Like Abe, Erdogan flew 16 hours through the night to get to Buenos Aires so he could personally address the IOC after spending the past few days at the G20 Summit in Russia, discussing the Syrian crisis with other world leaders, including U.S. President Barack Obama.

He did not specifically mention Syria or the Taksim Square riots earlier this year in his presentation to the IOC, but said awarding the Games to Istanbul could be a catalyst for change in the Middle East.

"If the Olympic Games are hosted in Turkey, where the majority of the population is Muslim, it will send a message to our whole region, which so needs peace," Erdogan said.

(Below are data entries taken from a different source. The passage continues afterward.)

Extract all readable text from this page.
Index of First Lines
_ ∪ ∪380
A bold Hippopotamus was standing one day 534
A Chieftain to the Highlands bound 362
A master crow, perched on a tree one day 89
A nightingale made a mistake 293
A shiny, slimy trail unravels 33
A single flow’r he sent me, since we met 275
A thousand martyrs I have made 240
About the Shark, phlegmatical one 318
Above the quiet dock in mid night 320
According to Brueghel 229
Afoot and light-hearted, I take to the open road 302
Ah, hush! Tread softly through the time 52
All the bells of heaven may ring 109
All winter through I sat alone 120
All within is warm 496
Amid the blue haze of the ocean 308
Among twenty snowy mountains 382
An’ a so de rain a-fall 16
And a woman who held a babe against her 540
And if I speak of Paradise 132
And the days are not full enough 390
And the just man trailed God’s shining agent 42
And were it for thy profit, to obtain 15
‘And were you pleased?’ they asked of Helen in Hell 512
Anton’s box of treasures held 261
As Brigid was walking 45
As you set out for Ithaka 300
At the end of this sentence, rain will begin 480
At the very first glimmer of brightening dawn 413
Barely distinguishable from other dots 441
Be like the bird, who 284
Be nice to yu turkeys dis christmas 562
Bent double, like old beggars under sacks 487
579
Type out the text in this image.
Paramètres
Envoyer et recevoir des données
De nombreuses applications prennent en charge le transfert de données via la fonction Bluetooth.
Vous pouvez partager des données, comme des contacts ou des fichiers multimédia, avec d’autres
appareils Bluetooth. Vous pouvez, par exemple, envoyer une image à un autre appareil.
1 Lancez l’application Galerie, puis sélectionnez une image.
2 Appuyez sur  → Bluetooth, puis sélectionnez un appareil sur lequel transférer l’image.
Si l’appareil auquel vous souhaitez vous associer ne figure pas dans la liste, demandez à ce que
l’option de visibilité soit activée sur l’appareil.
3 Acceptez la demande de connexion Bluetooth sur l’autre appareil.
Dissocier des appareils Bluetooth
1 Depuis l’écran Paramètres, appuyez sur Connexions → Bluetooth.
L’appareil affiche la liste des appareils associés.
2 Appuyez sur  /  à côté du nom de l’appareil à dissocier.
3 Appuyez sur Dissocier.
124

Just as they had with previous bids, Istanbul leaned heavily on the fact it straddles two continents, Europe and Asia.

The bid team highlighted the country's surging economy and the government's commitment to the Games and pledged a crackdown on doping after a recent increase in positive tests by Turkish athletes.

Madrid is pitching a manageable, low-cost, financially responsible Games in a bid that should play well with the IOC.

SAFE MADRID

Spain's Crown Prince Felipe, who was mobbed by IOC members during a break in the morning's session, said: "After the Barcelona Games in '92, Spain was bursting with pride and with accomplishment.

"With all my heart I really want our young people today to feel the same way. We need it now and we need it for the future," added the Prince, who sailed in the '92 Games.

"Believe in us like we believe in you. Madrid now, more than ever, makes sense."

The Spaniards have been stressing that, with much of the infrastructure already in place, it will be the first time a projected Games budget of some $3.1 billion exceeds investment of just under $2 billion in projects linked to the hosting of the event but not directly related.

That compares with Istanbul's massive non-Games budget of around $17 billion, dwarfing expected Games expenditure of $2.9 billion. Tokyo is also planning to incorporate existing venues and has estimated a non-Games budget of around $4.4 billion compared to $3.4 billion for the actual event.

Rajoy said: "Madrid offers a safe, solid and reliable bid.

"Madrid has always and will always keep its promises. Eighty percent of the necessary investment has already been taken and what remains is guaranteed. Madrid can host the Games in 2020 without any risk at all the Olympic movement.

"Madrid is eager to be your partner. Madrid makes sense -- now more than ever."